Vigilant but confident. In our concessions, the fundamental need for mobility should keep traffic at a healthy level on our motorway networks and gradually push it back up to normal throughout VINCI Airports’ network. However, not all our airports will see their passenger numbers reach 2019 levels in 2023, as flights in Asia only started picking up recently. Our order books in Energy and Construction remain very full, with a good balance between flow business and major projects. That being said, as the economic environment is looking uncertain and will probably be more crimped than in 2022, we will focus more than anything else on protecting our margins, to stay on our long-term growth path. This is ingrained in our DNA: our resilience is practically built-in, not only because our business model is solid but also because our decentralised structure and our management are exceedingly responsive. We show this year after year.
Precisely: we see all the long-term potential in our business lines when we look at them through the prism of the big challenges we are facing. The issues around energy – and the crisis unfolding today is a reminder of the vital role energy plays – are spurring deep transformation. This transformation is spreading across our Energy business and beyond it to the rest of our activities. However much their budgets tighten, central and local governments will need to invest considerably in the energy transition, to massively develop infrastructure to produce and distribute low-carbon electricity, to transform the built environment or to usher motorways and air travel into the low-carbon era. Beyond the energy transition, we are also seeing that practically everything we do is changing ever faster – housing arrangements, how we work, how we produce, how we live in cities and regions, how we travel short and long distances, and so forth. All these shifts are brimming with long-term opportunities for all our companies.
We have embarked on deep transformation ourselves. This transformation is similar in scope to the one that the 20th century’s momentous technical breakthroughs brought about in our lines of work. The difference, today, is that progress first and foremost means preserving the planet. We are channelling our innovation potential towards this overarching goal. The ambitious commitments we made when we started rolling out our new environmental policy at the beginning of this decade are now our new frontier for all our business lines. This is making us rethink and recast our design and production processes and our products, services and solutions around two objectives: reducing our own environmental footprint and helping our customers and infrastructure users reduce theirs. The momentum is incredibly powerful and our teams are rallying around it. It is already giving rise to many initiatives, and tangible progress, in our companies. Cutting carbon emissions in construction, reusing materials, using recycled materials, driving electric vehicles on our motorways, gravitating towards net zero emissions at our airports, working with communities and industrial customers to lower their energy consumption and shrink their carbon footprint, bolstering resilience in cities and developing green surfaces to provide a cool island effect, pledging to seal less land in our property development operations: those are a few examples of what real life looks like in our business lines nowadays. The environmental transition is also becoming our central focus in our innovation and foresight hubs, where we are working alongside academic partners and startups to turn today’s experimental leads into tomorrow’s green solutions.

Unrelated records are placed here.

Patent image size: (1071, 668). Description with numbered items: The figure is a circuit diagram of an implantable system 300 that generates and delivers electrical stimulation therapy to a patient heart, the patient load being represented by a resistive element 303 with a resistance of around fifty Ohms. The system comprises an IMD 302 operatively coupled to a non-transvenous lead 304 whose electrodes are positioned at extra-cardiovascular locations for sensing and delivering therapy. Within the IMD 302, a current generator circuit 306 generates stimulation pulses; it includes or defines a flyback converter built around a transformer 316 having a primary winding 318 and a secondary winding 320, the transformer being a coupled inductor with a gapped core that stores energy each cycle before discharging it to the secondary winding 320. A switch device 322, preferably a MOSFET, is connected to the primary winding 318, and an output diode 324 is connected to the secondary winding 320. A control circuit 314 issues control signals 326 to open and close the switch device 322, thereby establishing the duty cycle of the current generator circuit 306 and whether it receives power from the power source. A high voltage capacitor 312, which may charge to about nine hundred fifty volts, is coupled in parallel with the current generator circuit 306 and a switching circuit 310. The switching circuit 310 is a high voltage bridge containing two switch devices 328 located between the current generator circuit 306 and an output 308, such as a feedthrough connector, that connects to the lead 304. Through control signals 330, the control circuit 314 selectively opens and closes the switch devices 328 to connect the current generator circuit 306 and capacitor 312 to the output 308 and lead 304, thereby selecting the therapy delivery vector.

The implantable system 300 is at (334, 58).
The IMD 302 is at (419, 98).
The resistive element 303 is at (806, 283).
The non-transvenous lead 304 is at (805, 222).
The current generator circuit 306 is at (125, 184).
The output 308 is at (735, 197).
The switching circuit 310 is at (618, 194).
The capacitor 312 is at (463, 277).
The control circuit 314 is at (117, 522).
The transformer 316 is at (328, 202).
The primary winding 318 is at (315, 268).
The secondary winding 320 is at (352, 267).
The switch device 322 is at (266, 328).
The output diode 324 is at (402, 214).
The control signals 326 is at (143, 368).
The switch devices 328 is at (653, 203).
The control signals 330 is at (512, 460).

They are both intimately linked: the environmental transition will not go far, or fast, unless we pay more attention to the social dimension. The sea changes happening today also carry the risk of fraying social bonds. So we have a duty, now more than ever, to be a company that stands for inclusion and solidarity. This has led us, for instance, to step up our integration programmes for young people: we are now leveraging our strong local presence to substantially scale up the learning and apprenticeship programmes we offer them. Our outreach through our network of foundations in about 15 countries stems from the same eagerness to fulfil our role as a socially responsible company, by caring for the communities around us as much as we care for our employees.
We are living in absolutely fascinating times! Our business lines make more sense and are more useful than ever in the face of the challenges our societies need to tackle. We have the resources – the technologies, the people, the finances – and the managerial energy to be a driving force in the renewal of the built environment, infrastructure, industrial plants and processes, and mobility. We want to forge a sustainable world, while serving a useful purpose and caring for the planet. It is an ambitious and inspiring journey, and most of what lies ahead has yet to be invented and accomplished. This is precisely what makes a group like ours so modern.